Nepal is beset by many challenges, all of which were exacerbated by the 2015 earthquake that killed nearly 9,000 people and injured close to 22,000. This was the worst natural disaster to strike Nepal since the 1934 Nepal-Bihar earthquake. The earthquake, combined with the six-month long Indian blockade later the same year, had a devastating effect on the economy. Of the world’s 187 countries, Nepal ranked 144 in the 2016 Human Development Index . Girls and women fare worse than boys and men in many areas. The most common forms of harmful practices are child marriage, dowry, son preference, and prejudice against women during menstruation.
In addition, certain ethnic groups face discriminatory practices and social stigma. The Badis, a small Dalit community living mostly in the Teral districts of the Mid- and Far-Western regions of the country, are considered to be one of the most disadvantaged groups in Nepal, particularly the women and girls, given their perceived association with prostitution. Another harmful practice is deuki, an ancient custom practiced in Far-Western Nepal, by which a young girl is offered to the local Hindu temple to gain religious remit. Poor families leave their daughters at the temples as an offering to the gods, or they sell their daughters to richer families without daughters who then make the offering. These girls are not taken care of after being left at the temple and have to beg other worshippers for basic needs.

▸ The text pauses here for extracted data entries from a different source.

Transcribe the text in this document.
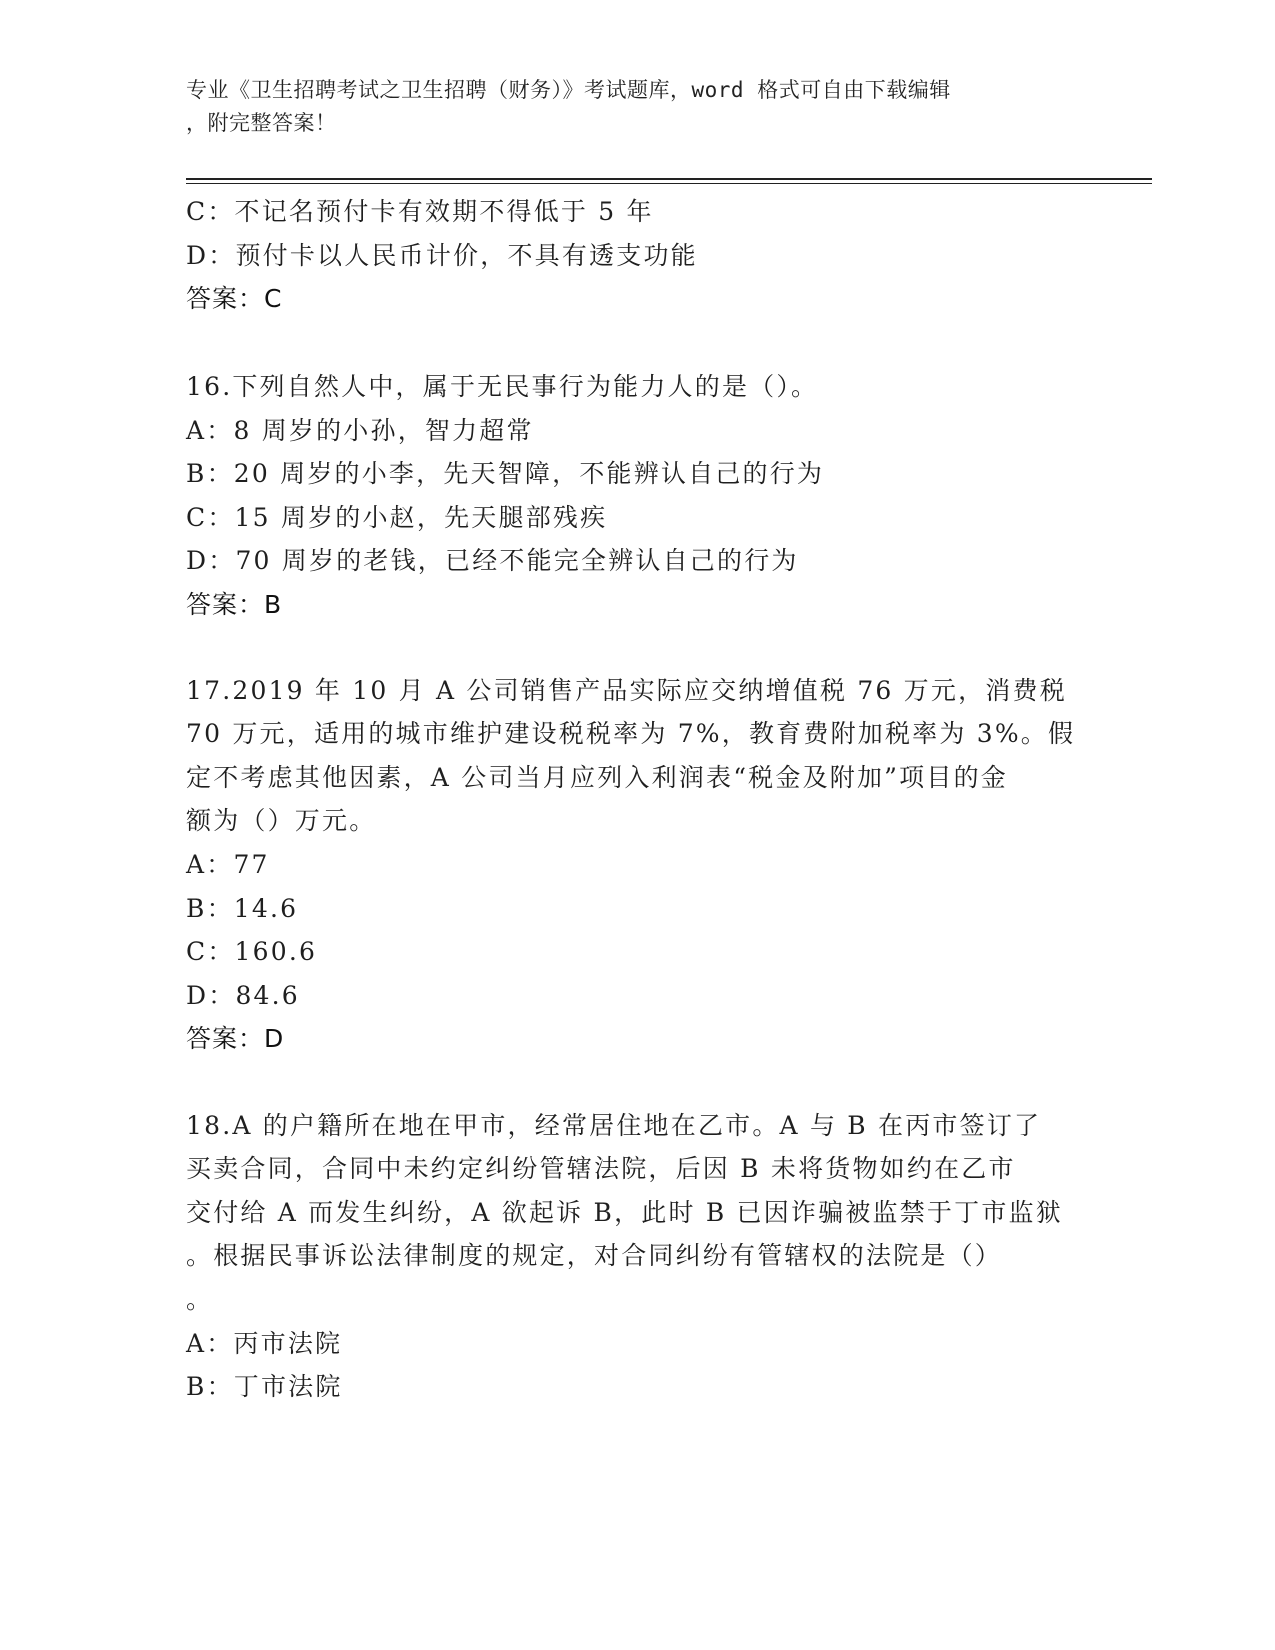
专业《卫生招聘考试之卫生招聘（财务）》考试题库，word 格式可自由下载编辑
，附完整答案！
C：不记名预付卡有效期不得低于 5 年
D：预付卡以人民币计价，不具有透支功能
答案：C
16.下列自然人中，属于无民事行为能力人的是（）。
A：8 周岁的小孙，智力超常
B：20 周岁的小李，先天智障，不能辨认自己的行为
C：15 周岁的小赵，先天腿部残疾
D：70 周岁的老钱，已经不能完全辨认自己的行为
答案：B
17.2019 年 10 月 A 公司销售产品实际应交纳增值税 76 万元，消费税
70 万元，适用的城市维护建设税税率为 7%，教育费附加税率为 3%。假
定不考虑其他因素，A 公司当月应列入利润表“税金及附加”项目的金
额为（）万元。
A：77
B：14.6
C：160.6
D：84.6
答案：D
18.A 的户籍所在地在甲市，经常居住地在乙市。A 与 B 在丙市签订了
买卖合同，合同中未约定纠纷管辖法院，后因 B 未将货物如约在乙市
交付给 A 而发生纠纷，A 欲起诉 B，此时 B 已因诈骗被监禁于丁市监狱
。根据民事诉讼法律制度的规定，对合同纠纷有管辖权的法院是（）
。
A：丙市法院
B：丁市法院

In the face of all of these obstacles, it is incredibly difficult to choose which interventions should take priority. But focus is key to success in the current environment of increased competition for funding from individual donors, as well as fewer institutional opportunities, given bilateral cuts stemming from a move toward isolationism in some countries that had previously been more generous with foreign assistance. There are limited private sector opportunities for Nepal, due to the challenging economic situation. As a global development organization dedicated to child rights, and in particular equality for girls, Plan is in the fortunate position of having a diversified set of donors. However, the diversified portfolio also presents its own set of challenges, balancing donor priorities against those that emerge from Plan’s community consultations.
The assembled group met for three days to narrow down the initial choices the country team had made, asking themselves what was most important in terms of having the greatest positive impact on children’s lives. Since Plan works at the community level with an integrated program approach, it is especially hard to separate out activities. For example, supporting increased girls’ enrollment in secondary schools requires a focus on menstrual hygiene management, as much as it does changing parents’ perceptions about the value of educating girls. So many girls drop out of school when they reach puberty since there are no sanitation facilities to accommodate them.
The assembled team rose to the challenge, working closely in small groups to assess each opportunity and debate where efforts should ultimately be focused. The Nepali staff is an experienced group of professionals with considerable expertise in Nepal’s development: some team members had been working with Plan for at least 20 years. All of them possessed detailed knowledge about the challenges communities faced and the activities that would help lift people out of poverty, enabling their children to learn, lead, decide, and thrive.
The most powerful interventions came from the young people who had been sponsored children. One of the women advocated for a focus on ending child marriage and child trafficking, as well as eradicating violence against girls in home and at school. She knew well how hard it is to succeed in an environment that violates the most basic human rights for girls.
There is a lot of discussion around the value of foreign assistance these days, and Plan’s experience speaks to the need for a shift in how development funding is used. Budget cuts do threaten the ability of organizations like Plan to deliver much-needed support to countries and communities that are trying to improve lives, but even existing funding can often be leveraged more effectively. What is clear from my time in Nepal is that development effectiveness and sustainability rests on locally-led approaches. Without the ownership of the communities served, no activities will have lasting effect. And, without Nepali leadership driving the process and steering Plan to the most impactful interventions, the results will not be successful.